My second book is out! This one is about diplomatic interpreting, how it is practised, and why I believe it should be a field of interpreting in its own right – just like conference, court, and community/PSI.

The road to publishing it has been long and fascinating, involving going down several paths at the same time, one for each of my goals for this project: to share my insights about the work of diplomatic interpreters; to help further my business; and to contribute to our professional community.

I started noting the differences between my diplomatic and my conference work right after my first diplomatic mission in London and spent the following years observing, analysing, and systematising how I worked in diplomatic settings: how I prepared for each job, what needs my clients had, what skills I was putting to use, how I made decisions, how the different settings affected my role as interpreter, and even what I put in my handbag.

Eventually, I started drawing conclusions I had not been taught about in translation and interpreting school –and I did have a more-than-thorough education! So, armed with a lot of courage and a little bit of adventurous spirit, I presented my ideas at the 2019 ITI Conference in Sheffield hoping to get feedback from colleagues and verify whether my initial conclusions made sense. It turns out they did!

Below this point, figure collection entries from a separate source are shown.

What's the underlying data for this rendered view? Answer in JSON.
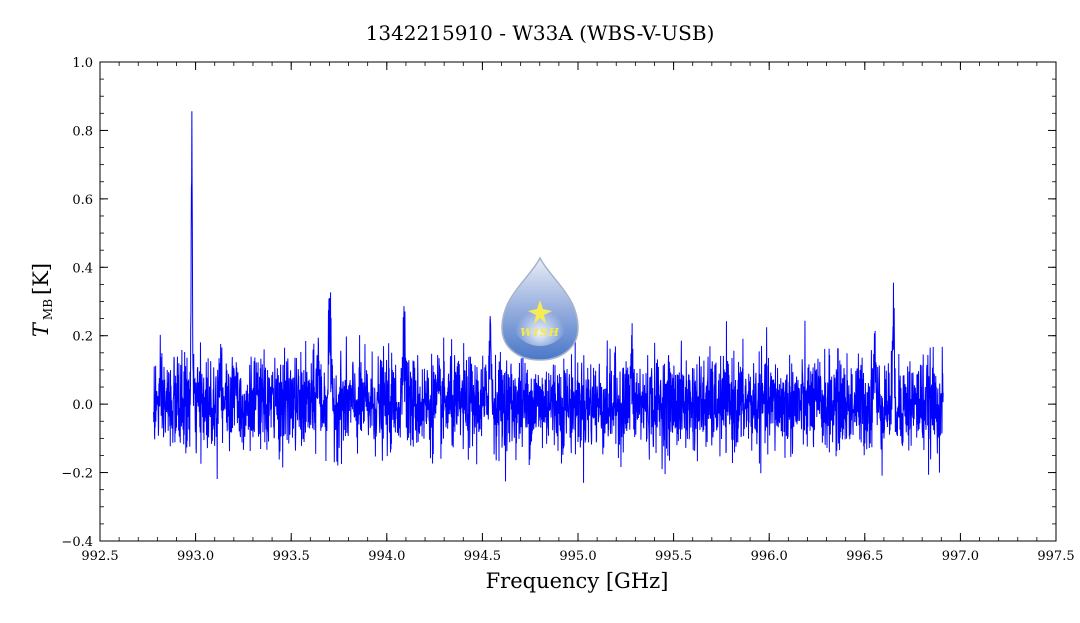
{
  "chart_data": {
    "type": "line",
    "title": "1342215910 - W33A (WBS-V-USB)",
    "xlabel": "Frequency [GHz]",
    "ylabel_main": "T",
    "ylabel_sub": "MB",
    "ylabel_unit": "[K]",
    "xlim": [
      992.5,
      997.5
    ],
    "ylim": [
      -0.4,
      1.0
    ],
    "x_ticks": [
      "992.5",
      "993.0",
      "993.5",
      "994.0",
      "994.5",
      "995.0",
      "995.5",
      "996.0",
      "996.5",
      "997.0",
      "997.5"
    ],
    "y_ticks": [
      "−0.4",
      "−0.2",
      "0.0",
      "0.2",
      "0.4",
      "0.6",
      "0.8",
      "1.0"
    ],
    "grid": false,
    "line_color": "#0000ff",
    "series": [
      {
        "x_range": [
          992.78,
          996.91
        ],
        "baseline": 0.0,
        "noise_rms": 0.08,
        "peaks": [
          {
            "x": 992.98,
            "y": 0.92
          },
          {
            "x": 993.13,
            "y": 0.26
          },
          {
            "x": 993.21,
            "y": 0.23
          },
          {
            "x": 993.64,
            "y": 0.24
          },
          {
            "x": 993.7,
            "y": 0.35
          },
          {
            "x": 994.09,
            "y": 0.37
          },
          {
            "x": 994.54,
            "y": 0.33
          },
          {
            "x": 994.85,
            "y": 0.15
          },
          {
            "x": 995.28,
            "y": 0.22
          },
          {
            "x": 996.55,
            "y": 0.26
          },
          {
            "x": 996.65,
            "y": 0.3
          }
        ],
        "min_value": -0.29
      }
    ],
    "logo": {
      "text": "WISH",
      "colors": {
        "drop_top": "#e9edf6",
        "drop_bottom": "#4a78c8",
        "star": "#f5ec55",
        "text": "#f3ea4a"
      }
    }
  }
}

Back from Sheffield, I spent the next couple of years researching, refining my concepts, and developing what I came to call the ‘Diploterp™ Blueprint’, which covers the four key pillars of diplomatic interpreting work: our interpreting skills, our additional skills, our role, and our profile.

I then sat down and faced the dreaded blank page. What an insightful yet challenging experience! I managed to put together what I think is a very interesting and practical book about how diplomatic interpreting is practised in the 21st century within the new paradigm of network diplomacy. I called it WELCOME!

I did not want WELCOME! to be a theoretical text. I wanted it to be practical, actionable, and more importantly useful. I wanted it to be more of a reference manual than an academic paper, so pouring my ideas into book format felt like the best way to achieve my first goal.

It seems I succeeded, as Tony Rosado, a diplomatic interpreter who has himself worked for the US State Department for decades, wrote in the prologue: “Readers of this work, a must in all college campuses, and in every interpreter’s personal library, will comprehend this unique specialty and its global implications as an indispensable element in all negotiations, dialogs, and debates that impact the human species and the health of the planet, such as trade, science, foreign aid, democracy, and yes: world peace.”

A book format also fit better with my own business plan – which, coincidentally, I discuss in detail in my first book JUMP!. So, goal two checked! As for my third goal, my hope is that WELCOME! serves as a catalyst both for the individual professional growth of interpreters around the world interested in this field but also for a larger debate involving interpreting schools, CPD programmes, professional associations, and clients seeking to hire interpreters for diplomatic settings.

Until now, diplomatic interpreting has existed under the radar. I believe it is time we get rid of the cloak and dagger, shed some light on the shroud of mystery surrounding it, and start looking it in the eye so we can get to know it better.

If WELCOME! manages to inspire colleagues and spark a long-overdue debate about diplomatic interpreting that results in it being recognised as and developed into a field of interpreting in its own right, then I will not only consider my third goal achieved but I will also happily and proudly put a tick next to making a significant contribution to the world of interpreting.

Writing a book is not a bad place to start.